Em 2022, Rushdie foi esfaqueado repetidamente no palco durante uma apresentação em um instituto de artes de Nova York, o que o deixou cego de um olho e afetou o uso de uma de suas mãos.

“Tenho sorte de estar bem. Já se passaram quase quatro anos desde o ataque, e estou tão recuperado quanto posso estar, o que não é nada mal”, disse Rushdie, acrescentando que a recuperação e a reabilitação não o impediram de seguir em frente.

“Na verdade, publiquei três livros nos últimos três anos, então está tudo indo bem. E estou trabalhando em algo agora, mas ainda está nos estágios iniciais. Não está realmente pronto para ser comentado.”

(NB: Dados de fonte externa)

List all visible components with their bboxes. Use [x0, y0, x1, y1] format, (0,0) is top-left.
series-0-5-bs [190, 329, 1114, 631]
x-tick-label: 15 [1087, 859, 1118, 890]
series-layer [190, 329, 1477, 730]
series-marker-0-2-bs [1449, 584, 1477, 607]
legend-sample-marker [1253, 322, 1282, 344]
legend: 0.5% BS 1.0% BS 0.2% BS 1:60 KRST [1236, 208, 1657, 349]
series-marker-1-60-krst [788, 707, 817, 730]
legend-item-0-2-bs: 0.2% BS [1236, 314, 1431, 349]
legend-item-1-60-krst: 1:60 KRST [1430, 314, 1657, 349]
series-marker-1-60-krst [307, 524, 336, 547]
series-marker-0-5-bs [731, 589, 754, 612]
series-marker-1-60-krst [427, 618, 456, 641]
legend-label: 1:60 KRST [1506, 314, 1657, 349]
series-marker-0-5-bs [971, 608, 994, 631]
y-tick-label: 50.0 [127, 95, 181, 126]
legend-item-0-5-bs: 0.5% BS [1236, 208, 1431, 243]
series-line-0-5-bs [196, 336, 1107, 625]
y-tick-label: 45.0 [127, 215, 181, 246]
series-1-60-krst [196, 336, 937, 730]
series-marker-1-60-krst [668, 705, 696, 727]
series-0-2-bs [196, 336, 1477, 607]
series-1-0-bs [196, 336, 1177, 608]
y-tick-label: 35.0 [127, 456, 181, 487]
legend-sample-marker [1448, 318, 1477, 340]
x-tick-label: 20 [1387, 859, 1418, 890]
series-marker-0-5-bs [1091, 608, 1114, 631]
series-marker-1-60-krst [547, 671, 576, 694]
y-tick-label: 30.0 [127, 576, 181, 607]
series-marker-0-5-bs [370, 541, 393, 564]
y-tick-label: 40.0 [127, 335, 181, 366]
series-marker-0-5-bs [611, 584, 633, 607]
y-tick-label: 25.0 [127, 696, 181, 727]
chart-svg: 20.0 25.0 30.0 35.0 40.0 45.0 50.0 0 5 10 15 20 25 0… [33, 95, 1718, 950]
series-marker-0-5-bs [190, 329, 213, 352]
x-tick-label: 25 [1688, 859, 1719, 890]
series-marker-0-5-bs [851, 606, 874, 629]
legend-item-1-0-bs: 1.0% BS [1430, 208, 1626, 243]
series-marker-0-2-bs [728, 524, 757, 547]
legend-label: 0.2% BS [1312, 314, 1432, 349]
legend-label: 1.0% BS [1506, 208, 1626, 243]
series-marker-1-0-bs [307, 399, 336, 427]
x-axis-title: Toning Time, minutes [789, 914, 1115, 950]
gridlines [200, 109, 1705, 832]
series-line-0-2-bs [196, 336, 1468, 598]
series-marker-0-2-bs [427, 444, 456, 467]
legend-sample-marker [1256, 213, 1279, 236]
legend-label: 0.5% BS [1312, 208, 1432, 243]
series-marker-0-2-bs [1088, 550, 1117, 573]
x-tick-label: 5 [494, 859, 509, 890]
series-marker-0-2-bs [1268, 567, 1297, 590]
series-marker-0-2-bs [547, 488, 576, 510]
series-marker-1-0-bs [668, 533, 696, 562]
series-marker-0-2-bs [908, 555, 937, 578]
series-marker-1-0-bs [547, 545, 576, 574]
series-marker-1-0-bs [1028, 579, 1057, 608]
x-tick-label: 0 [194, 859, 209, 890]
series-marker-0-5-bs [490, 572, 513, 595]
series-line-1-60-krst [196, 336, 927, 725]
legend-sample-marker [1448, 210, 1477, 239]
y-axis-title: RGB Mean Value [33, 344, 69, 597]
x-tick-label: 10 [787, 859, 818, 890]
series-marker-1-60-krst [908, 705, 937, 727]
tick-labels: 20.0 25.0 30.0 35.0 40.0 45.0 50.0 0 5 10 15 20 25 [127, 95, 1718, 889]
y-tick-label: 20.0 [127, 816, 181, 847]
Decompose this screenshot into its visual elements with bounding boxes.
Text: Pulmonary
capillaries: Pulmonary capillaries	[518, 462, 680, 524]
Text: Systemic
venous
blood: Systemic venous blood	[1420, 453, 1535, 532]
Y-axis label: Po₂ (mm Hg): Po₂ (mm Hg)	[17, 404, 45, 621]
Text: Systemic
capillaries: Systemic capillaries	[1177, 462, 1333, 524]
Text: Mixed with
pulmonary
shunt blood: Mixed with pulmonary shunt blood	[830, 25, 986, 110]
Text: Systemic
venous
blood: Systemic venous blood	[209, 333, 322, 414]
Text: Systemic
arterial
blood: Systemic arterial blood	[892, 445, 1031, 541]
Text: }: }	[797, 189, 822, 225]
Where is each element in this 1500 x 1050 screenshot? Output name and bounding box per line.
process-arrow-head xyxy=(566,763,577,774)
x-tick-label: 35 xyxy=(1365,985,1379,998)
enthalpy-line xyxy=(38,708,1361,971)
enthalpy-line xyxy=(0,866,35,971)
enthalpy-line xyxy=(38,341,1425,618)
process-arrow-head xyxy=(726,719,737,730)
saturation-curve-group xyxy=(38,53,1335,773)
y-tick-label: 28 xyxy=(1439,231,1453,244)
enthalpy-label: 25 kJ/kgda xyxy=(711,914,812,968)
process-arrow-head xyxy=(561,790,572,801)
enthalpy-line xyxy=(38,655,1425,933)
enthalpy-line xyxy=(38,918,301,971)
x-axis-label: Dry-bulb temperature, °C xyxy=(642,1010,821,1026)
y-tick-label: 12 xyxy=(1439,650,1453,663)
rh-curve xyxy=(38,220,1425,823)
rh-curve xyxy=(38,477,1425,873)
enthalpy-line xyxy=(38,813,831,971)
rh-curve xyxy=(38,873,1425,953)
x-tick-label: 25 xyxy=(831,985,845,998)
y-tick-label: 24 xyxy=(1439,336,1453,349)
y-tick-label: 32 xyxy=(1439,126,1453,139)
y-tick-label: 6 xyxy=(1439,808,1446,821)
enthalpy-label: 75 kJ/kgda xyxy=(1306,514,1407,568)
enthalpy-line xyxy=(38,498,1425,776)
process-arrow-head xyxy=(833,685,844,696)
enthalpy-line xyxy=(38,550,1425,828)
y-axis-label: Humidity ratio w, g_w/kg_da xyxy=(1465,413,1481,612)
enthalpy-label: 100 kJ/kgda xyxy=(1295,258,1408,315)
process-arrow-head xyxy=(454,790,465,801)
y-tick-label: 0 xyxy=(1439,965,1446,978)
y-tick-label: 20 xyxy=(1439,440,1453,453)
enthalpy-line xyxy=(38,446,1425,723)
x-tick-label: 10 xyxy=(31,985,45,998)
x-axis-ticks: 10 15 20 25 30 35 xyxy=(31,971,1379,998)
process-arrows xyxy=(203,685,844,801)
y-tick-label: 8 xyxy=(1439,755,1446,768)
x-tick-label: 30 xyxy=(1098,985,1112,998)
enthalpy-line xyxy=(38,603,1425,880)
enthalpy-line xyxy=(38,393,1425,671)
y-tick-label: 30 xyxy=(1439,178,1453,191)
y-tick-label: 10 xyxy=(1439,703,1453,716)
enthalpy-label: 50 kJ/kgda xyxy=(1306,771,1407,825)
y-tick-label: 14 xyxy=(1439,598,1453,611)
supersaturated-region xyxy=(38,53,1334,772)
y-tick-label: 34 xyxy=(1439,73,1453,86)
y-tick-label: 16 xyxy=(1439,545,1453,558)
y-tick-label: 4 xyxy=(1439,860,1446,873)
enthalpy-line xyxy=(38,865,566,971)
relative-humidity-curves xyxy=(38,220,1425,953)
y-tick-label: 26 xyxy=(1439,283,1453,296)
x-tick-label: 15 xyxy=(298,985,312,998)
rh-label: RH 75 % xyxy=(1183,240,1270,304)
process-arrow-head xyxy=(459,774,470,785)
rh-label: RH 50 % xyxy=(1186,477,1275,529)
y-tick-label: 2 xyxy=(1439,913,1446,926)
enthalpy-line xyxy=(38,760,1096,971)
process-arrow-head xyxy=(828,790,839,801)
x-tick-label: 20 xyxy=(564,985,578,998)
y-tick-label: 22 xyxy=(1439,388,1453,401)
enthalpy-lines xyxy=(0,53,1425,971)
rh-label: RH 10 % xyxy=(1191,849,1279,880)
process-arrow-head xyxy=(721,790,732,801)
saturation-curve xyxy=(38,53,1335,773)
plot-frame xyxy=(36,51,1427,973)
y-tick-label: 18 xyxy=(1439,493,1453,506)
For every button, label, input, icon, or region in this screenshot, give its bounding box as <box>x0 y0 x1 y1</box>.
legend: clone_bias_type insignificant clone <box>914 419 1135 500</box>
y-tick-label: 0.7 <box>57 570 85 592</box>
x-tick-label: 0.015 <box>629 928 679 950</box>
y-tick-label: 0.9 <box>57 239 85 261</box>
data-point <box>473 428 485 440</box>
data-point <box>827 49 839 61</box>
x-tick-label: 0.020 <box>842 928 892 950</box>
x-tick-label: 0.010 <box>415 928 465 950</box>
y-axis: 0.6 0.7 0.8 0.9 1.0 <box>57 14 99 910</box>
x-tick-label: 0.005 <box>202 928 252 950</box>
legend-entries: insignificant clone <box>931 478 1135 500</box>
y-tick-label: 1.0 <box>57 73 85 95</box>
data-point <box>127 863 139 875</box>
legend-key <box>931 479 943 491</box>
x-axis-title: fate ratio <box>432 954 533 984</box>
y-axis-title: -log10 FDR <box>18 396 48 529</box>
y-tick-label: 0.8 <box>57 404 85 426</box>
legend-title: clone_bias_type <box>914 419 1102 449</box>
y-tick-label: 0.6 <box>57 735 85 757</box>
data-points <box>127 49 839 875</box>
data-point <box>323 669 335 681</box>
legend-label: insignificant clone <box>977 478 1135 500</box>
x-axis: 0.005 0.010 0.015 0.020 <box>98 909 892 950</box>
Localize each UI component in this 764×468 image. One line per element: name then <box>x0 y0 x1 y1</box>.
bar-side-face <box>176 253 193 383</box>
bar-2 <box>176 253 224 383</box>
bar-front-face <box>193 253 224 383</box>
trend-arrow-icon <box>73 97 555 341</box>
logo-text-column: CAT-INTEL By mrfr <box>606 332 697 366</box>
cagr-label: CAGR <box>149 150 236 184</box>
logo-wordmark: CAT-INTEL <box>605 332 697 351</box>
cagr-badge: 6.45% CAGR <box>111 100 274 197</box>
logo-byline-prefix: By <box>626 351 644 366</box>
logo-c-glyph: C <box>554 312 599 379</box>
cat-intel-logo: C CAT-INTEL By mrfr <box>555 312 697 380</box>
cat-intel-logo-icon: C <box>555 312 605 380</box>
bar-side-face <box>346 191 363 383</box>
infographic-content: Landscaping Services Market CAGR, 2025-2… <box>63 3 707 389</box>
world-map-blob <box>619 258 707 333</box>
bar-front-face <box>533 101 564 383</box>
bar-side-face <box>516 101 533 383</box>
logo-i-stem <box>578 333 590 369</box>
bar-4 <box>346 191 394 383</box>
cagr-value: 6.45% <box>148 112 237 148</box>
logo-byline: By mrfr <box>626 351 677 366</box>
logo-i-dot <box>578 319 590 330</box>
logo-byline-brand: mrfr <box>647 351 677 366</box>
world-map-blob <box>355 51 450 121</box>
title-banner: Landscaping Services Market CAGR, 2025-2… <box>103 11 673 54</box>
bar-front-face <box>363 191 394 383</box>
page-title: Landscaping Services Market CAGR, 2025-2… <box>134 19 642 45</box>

O escritor vencedor do Prêmio Booker já publicou 23 livros, incluindo os romances “Filhos da Meia-Noite” e “O Último Suspiro do Mouro”. Ele é o 14º ganhador do Prêmio Cultural Liberatum, que reconhece tanto realizações artísticas quanto contribuições para a compreensão intercultural. Entre os homenageados anteriores estão a arquiteta Zaha Hadid e o cineasta Francis Ford Coppola.

Fervoroso torcedor de futebol, Rushdie disse que tem acompanhado “muito de perto” a Copa do Mundo.

“Acho que há algumas seleções muito boas na competição agora. E uma delas é a Inglaterra; acho que o confronto entre Harry Kane e Erling Haaland vai ser divertido de assistir”, disse ele, referindo-se às principais estrelas da partida das quartas de final entre Noruega e Inglaterra.